Engineering Contradictions & Design Principles
Engineering Contradiction Analysis
1Measurement precision
If existing QoS management systems are used, then general service level monitoring is provided, but focused transaction-level measurement and control is insufficient
Solution Approach 1:
The system segments QoS measurement at the transaction level by introducing a measurement engine that captures individual transaction instances rather than aggregate service metrics. This allows precise measurement of specific transaction types (e.g., login, search, checkout) while maintaining manageable system architecture through modular transaction type definitions.
Solution Approach 2:
A measurement engine is introduced as an intermediary component between the service layer and QoS management layer. This mediator collects transaction data from various services, processes it according to predefined transaction type definitions, and provides focused measurement results without requiring complex changes to the underlying services.

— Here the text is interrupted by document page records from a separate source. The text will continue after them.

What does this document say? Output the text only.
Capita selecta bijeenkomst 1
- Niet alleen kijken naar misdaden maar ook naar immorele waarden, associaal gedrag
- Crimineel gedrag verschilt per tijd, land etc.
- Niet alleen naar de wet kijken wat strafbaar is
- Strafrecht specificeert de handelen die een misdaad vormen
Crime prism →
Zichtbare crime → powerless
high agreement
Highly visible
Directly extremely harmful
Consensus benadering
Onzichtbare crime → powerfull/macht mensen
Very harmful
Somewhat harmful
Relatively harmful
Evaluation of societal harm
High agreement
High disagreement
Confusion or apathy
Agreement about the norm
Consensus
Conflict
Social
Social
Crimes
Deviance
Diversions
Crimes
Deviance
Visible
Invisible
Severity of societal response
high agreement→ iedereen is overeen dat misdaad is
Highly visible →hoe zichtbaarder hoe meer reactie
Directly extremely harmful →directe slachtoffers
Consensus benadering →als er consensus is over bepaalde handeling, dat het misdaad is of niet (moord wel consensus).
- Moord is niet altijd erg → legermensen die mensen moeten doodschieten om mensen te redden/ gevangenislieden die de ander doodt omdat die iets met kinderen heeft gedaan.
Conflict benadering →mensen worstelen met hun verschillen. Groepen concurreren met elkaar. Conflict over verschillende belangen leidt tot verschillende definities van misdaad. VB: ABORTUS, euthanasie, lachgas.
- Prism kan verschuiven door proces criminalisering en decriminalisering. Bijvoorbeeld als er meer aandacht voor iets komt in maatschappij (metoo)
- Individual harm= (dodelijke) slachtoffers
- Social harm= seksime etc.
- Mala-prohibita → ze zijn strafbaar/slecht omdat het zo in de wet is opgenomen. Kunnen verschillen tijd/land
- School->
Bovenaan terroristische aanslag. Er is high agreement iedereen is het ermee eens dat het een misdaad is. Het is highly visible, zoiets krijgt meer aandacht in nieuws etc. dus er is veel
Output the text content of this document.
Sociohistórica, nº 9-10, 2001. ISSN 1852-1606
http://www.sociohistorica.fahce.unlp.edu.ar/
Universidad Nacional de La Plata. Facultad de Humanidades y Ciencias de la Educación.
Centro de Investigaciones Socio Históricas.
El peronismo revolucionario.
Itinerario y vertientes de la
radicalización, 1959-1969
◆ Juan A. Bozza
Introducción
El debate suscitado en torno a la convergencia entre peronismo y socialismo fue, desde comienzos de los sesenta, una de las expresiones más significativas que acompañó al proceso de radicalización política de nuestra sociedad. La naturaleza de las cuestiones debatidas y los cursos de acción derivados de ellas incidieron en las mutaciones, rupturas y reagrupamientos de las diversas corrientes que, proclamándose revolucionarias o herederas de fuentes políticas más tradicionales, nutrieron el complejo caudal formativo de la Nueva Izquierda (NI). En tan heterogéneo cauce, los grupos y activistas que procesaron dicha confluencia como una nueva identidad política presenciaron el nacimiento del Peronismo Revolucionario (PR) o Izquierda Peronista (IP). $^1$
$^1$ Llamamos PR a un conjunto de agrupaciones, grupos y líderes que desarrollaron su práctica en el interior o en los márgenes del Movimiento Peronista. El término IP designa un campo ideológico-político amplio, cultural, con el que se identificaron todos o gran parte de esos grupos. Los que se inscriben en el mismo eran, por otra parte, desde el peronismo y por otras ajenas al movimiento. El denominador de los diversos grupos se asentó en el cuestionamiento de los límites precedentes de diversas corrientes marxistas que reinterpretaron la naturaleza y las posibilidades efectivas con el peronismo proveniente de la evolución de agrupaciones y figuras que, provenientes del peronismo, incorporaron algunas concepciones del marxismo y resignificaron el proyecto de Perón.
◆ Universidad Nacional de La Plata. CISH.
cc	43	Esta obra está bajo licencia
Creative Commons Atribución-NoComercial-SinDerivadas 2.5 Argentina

2Adaptability or versatility
If multiple services are hosted in a service-based system, then service versatility is improved, but QoS compliance control becomes difficult
Solution Approach 1:
The system defines transaction types in a universal manner that applies across multiple services. A single transaction type definition (e.g., 'search') can be used to monitor the same operation across different services (e-service A, e-service B), enabling consistent QoS control without requiring service-specific monitoring logic.
Solution Approach 2:
The system changes the monitoring parameters from service-level aggregates to transaction-level metrics. By focusing on transaction types and instances rather than service implementations, the system maintains ease of operation across versatile service environments while achieving precise QoS compliance control.
3Reliability
If real-time QoS monitoring is implemented, then service reliability is improved, but processing overhead increases
Solution Approach 1:
The system performs preliminary actions by pre-defining transaction types and their associated QoS parameters before actual monitoring occurs. This allows the measurement engine to process transactions efficiently using predefined schemas rather than dynamically analyzing each transaction, reducing processing overhead while maintaining real-time monitoring capability.
Solution Approach 2:
The measurement engine operates autonomously by self-managing the collection, processing, and analysis of transaction data according to predefined transaction type definitions. This self-service approach eliminates the need for complex external intervention and reduces overall system processing overhead while ensuring continuous reliability monitoring.
Data Source
AI summary
Quality of Service (QoS) management in a service-based system may be provided by adaptively adjusting system operational parameters in response to real time relationships between QoS specifications and measurements. A QoS manager may include a measurement engine configured to acquire real time data that is specific to transaction instances of various transaction types. The manager also may include a controller for comparing transaction data from the measurement engine to the guaranteed QoS standards. Depending upon the results of the comparison, the controller may invoke control actions.